Tutto ciò gestito con un ottimo ritmo, assolutamente necessario ad evitare il tedio del ripetersi delle fasi di “processo”, quando saremo chiamati a individuare chi è lo gnosia.
Mi è capitato spessissimo di trovarmi appesantito nel leggere e rileggere sempre le stesse cose nel tentativo di vincere una partita, quando a sorpresa una piccola scena apriva un nuovo retroscena sul mondo di gioco o su un personaggio, spingendomi a continuare per scoprire ancora di più.
La noia quindi sarà certamente una parte dell’esperienza, ma sarà anche il motore che ci spingerà attivamente a provare nuove strategie e a provare a interpretare ruoli diversi. Molti eventi si avvieranno soltanto una volta soddisfatte determinate condizioni, e il giocatore è spinto a cambiare le regole del gioco (quanti gnosia ci sono sulla nave, quali ruoli ci sono per l’equipaggio, quanto questo è nutrito ecc) nel tentativo di far avanzare il racconto che fa da ossatura a Gnosia.
E questo racconto è uno di quelli che vale la pena leggere, per la bontà della storia stessa e per l’eccellente caratterizzazione dei personaggi, ma anche per la qualità delle illustrazioni che potete apprezzare nell’articolo.

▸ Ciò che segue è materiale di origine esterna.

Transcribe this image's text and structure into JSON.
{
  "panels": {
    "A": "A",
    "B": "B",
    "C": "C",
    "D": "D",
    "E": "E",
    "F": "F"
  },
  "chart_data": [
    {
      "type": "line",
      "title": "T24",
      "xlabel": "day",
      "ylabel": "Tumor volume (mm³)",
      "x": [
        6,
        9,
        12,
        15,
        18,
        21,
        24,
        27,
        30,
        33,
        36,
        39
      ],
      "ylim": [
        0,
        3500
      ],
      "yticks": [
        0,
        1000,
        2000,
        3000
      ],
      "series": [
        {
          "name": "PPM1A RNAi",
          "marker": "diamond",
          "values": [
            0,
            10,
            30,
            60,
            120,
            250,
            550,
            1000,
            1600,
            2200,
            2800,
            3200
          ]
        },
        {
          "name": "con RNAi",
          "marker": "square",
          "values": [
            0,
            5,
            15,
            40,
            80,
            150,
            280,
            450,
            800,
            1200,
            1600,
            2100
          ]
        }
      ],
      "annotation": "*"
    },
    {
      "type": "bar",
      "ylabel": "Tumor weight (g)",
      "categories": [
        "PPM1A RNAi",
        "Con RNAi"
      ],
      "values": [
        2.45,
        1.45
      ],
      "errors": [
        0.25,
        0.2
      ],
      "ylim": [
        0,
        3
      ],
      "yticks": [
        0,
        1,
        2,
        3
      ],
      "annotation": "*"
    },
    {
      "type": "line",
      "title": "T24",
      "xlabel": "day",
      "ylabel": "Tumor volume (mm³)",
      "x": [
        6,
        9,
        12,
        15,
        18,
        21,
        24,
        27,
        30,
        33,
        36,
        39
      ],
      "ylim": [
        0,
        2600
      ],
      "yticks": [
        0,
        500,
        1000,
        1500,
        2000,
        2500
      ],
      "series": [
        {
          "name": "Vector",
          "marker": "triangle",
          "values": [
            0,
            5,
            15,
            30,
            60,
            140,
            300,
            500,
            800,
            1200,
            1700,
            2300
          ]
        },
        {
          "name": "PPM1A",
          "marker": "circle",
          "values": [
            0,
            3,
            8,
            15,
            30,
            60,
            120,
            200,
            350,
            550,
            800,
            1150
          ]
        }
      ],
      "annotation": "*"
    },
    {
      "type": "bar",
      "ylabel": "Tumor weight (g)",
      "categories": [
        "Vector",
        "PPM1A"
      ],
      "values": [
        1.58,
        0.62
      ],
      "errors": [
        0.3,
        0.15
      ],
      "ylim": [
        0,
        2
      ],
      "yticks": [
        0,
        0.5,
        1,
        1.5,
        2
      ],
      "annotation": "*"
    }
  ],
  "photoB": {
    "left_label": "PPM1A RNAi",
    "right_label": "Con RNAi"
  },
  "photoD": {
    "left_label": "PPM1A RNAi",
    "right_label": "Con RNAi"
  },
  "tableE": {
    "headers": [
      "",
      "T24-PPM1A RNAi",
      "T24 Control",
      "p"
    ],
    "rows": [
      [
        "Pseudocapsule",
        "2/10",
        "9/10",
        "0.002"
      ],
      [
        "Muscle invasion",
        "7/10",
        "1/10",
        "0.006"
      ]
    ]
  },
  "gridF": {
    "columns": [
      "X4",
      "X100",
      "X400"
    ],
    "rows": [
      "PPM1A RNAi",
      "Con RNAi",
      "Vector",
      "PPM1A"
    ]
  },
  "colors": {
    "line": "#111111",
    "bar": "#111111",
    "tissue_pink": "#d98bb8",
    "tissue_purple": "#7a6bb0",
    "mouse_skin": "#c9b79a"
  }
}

Gnosia si allontana da uno stile manga canonico per restituire tavole che sembrano disegnate a matita con un tratto leggero e delicato che si contrappone alle scelte cromatiche, in molti casi estremamente violente. Il design dei personaggi è un elemento distintivo molto importante nella produzione, e concorre a definire i diversi attori della vicenda, in contrapposizione ai fondali ben tratteggiati ma certamente non d’impatto.
“Non per tutti” è un’espressione che si usa spessissimo per definire un videogioco, e la produzione Petit Depotto è una di quelle per cui queste parole calzerebbero a pennello. Già la visual novel è un genere che richiede un certo tipo di predisposizione, figuriamoci una visual novel roguelike. Al contrario però mi piacerebbe suggerire questo gioco se non a tutti, almeno a tutti quelli interessati a un certo tipo di sperimentazione, perché Gnosia può incontrare il favore del pubblico interessato al gioco indipendente sperimentale prima ancora che quello del pubblico delle visual novel, grazie al suo essere un ibrido peculiare. Certamente ha i suoi difetti, e certamente la ripetizione costante dopo qualche ora inizia a pesare, ma nonostante questo Gnosia ha tantissimo da offrire, ed è questo quello che conta.